Bewertung:

Das Buch 'The Medieval Prison: A Social History“ bietet eine eingehende wissenschaftliche Untersuchung der mittelalterlichen Gefängnisse, wobei der Schwerpunkt auf ihrer Verwaltungsstruktur, ihren wirtschaftlichen Aspekten und ihrem organisatorischen Aufbau liegt. Während das Buch für seine umfangreichen Forschungen und die detaillierte Bibliographie gelobt wird, wird kritisiert, dass es an einem menschlichen Element in der Erzählung mangelt, was es trocken und für den allgemeinen Leser weniger ansprechend macht.
Vorteile:Umfangreiche Recherchen und Anmerkungen, detaillierte Bibliographie, informativ in Bezug auf die Verwaltungsstruktur und die wirtschaftlichen Aspekte der Gefängnisse, ausgezeichnete Quelle für akademische Studien, aufschlussreiche Anhänge.
Nachteile:Fehlende Spekulationen über die menschliche Erfahrung der Inhaftierung, trocken und wenig fesselnd für allgemeine Leser, irreführender Titel bezüglich des inhaltlichen Schwerpunkts, begrenzter Vergleich mit anderen Gefängnissystemen.
(basierend auf 4 Leserbewertungen)
Das moderne Gefängnis wird gemeinhin als Ergebnis einer aufklärerischen Pönologie angesehen, die die Fähigkeit des Menschen zur Reform seiner Seele betont. Das mittelalterliche Gefängnis stellt diese Sichtweise in Frage, indem es die Entstehung der Institution bis in eine viel frühere Zeit zurückverfolgt, die im späten dreizehnten Jahrhundert begann, und so einen einzigartigen Blick auf das mittelalterliche Gefängnisleben ermöglicht.
G. Geltner rekonstruiert sorgfältig das Leben innerhalb der Mauern von Gefängnissen im mittelalterlichen Venedig, Florenz, Bologna und anderswo in Europa.

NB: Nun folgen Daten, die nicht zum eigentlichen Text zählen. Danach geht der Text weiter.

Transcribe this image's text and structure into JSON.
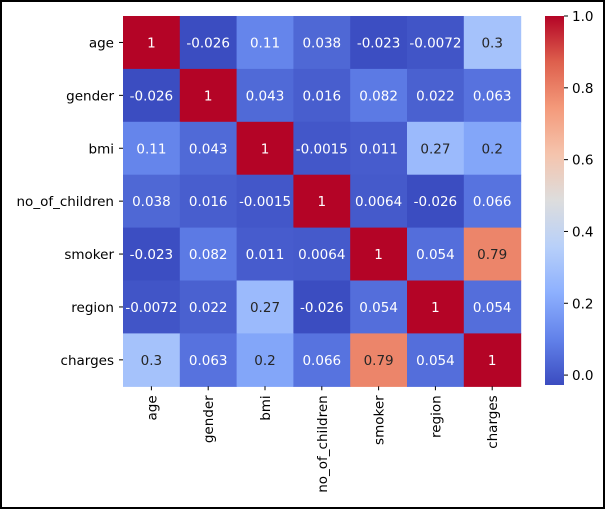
{
  "chart_data": {
    "type": "heatmap",
    "title": "",
    "xlabel": "",
    "ylabel": "",
    "row_labels": [
      "age",
      "gender",
      "bmi",
      "no_of_children",
      "smoker",
      "region",
      "charges"
    ],
    "col_labels": [
      "age",
      "gender",
      "bmi",
      "no_of_children",
      "smoker",
      "region",
      "charges"
    ],
    "values": [
      [
        1,
        -0.026,
        0.11,
        0.038,
        -0.023,
        -0.0072,
        0.3
      ],
      [
        -0.026,
        1,
        0.043,
        0.016,
        0.082,
        0.022,
        0.063
      ],
      [
        0.11,
        0.043,
        1,
        -0.0015,
        0.011,
        0.27,
        0.2
      ],
      [
        0.038,
        0.016,
        -0.0015,
        1,
        0.0064,
        -0.026,
        0.066
      ],
      [
        -0.023,
        0.082,
        0.011,
        0.0064,
        1,
        0.054,
        0.79
      ],
      [
        -0.0072,
        0.022,
        0.27,
        -0.026,
        0.054,
        1,
        0.054
      ],
      [
        0.3,
        0.063,
        0.2,
        0.066,
        0.79,
        0.054,
        1
      ]
    ],
    "annotations": [
      [
        "1",
        "-0.026",
        "0.11",
        "0.038",
        "-0.023",
        "-0.0072",
        "0.3"
      ],
      [
        "-0.026",
        "1",
        "0.043",
        "0.016",
        "0.082",
        "0.022",
        "0.063"
      ],
      [
        "0.11",
        "0.043",
        "1",
        "-0.0015",
        "0.011",
        "0.27",
        "0.2"
      ],
      [
        "0.038",
        "0.016",
        "-0.0015",
        "1",
        "0.0064",
        "-0.026",
        "0.066"
      ],
      [
        "-0.023",
        "0.082",
        "0.011",
        "0.0064",
        "1",
        "0.054",
        "0.79"
      ],
      [
        "-0.0072",
        "0.022",
        "0.27",
        "-0.026",
        "0.054",
        "1",
        "0.054"
      ],
      [
        "0.3",
        "0.063",
        "0.2",
        "0.066",
        "0.79",
        "0.054",
        "1"
      ]
    ],
    "colormap": "coolwarm",
    "colorbar": {
      "vmin": -0.0276,
      "vmax": 1.0,
      "ticks": [
        0.0,
        0.2,
        0.4,
        0.6,
        0.8,
        1.0
      ],
      "tick_labels": [
        "0.0",
        "0.2",
        "0.4",
        "0.6",
        "0.8",
        "1.0"
      ],
      "placement": "right"
    }
  }
}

Er argumentiert, dass viele dauerhafte Merkmale des modernen Gefängnisses - einschließlich der Verwaltung, der Finanzen und der Klassifizierung der Insassen - bereits Ende des vierzehnten Jahrhunderts entwickelt waren und dass die Inhaftierung als formale Strafe in dieser Zeit weitaus weiter verbreitet war, als oft angenommen wird. Geltner zeigt auch, dass die Insassen mittelalterlicher Gefängnisse im Gegensatz zu ihren modernen Pendants häufig mit der Gesellschaft in Kontakt standen. Das Gefängnis befand sich in der Regel im Herzen der mittelalterlichen Stadt, und die Insassen wurden nicht weggesperrt, sondern waren vielmehr einer eher zwanghaften Version des normalen Lebens ausgesetzt. Geltner erforscht jede Facette dieser bemerkenswerten Gefängniserfahrung - vom Schrecken der Verhaftung eines Häftlings bis zum Moment seiner Entlassung, seiner Flucht oder seines Todes - und die Art und Weise, wie sie von zeitgenössischen Beobachtern gesehen wurde.
Das mittelalterliche Gefängnis schreibt die Geschichte des Strafvollzugs neu und zeigt, dass die mittelalterliche Gesellschaft keine "Verfolgungsmentalität" besaß, sondern ihre Randgruppen viel differenzierter definierte und behandelte, als gemeinhin angenommen wird.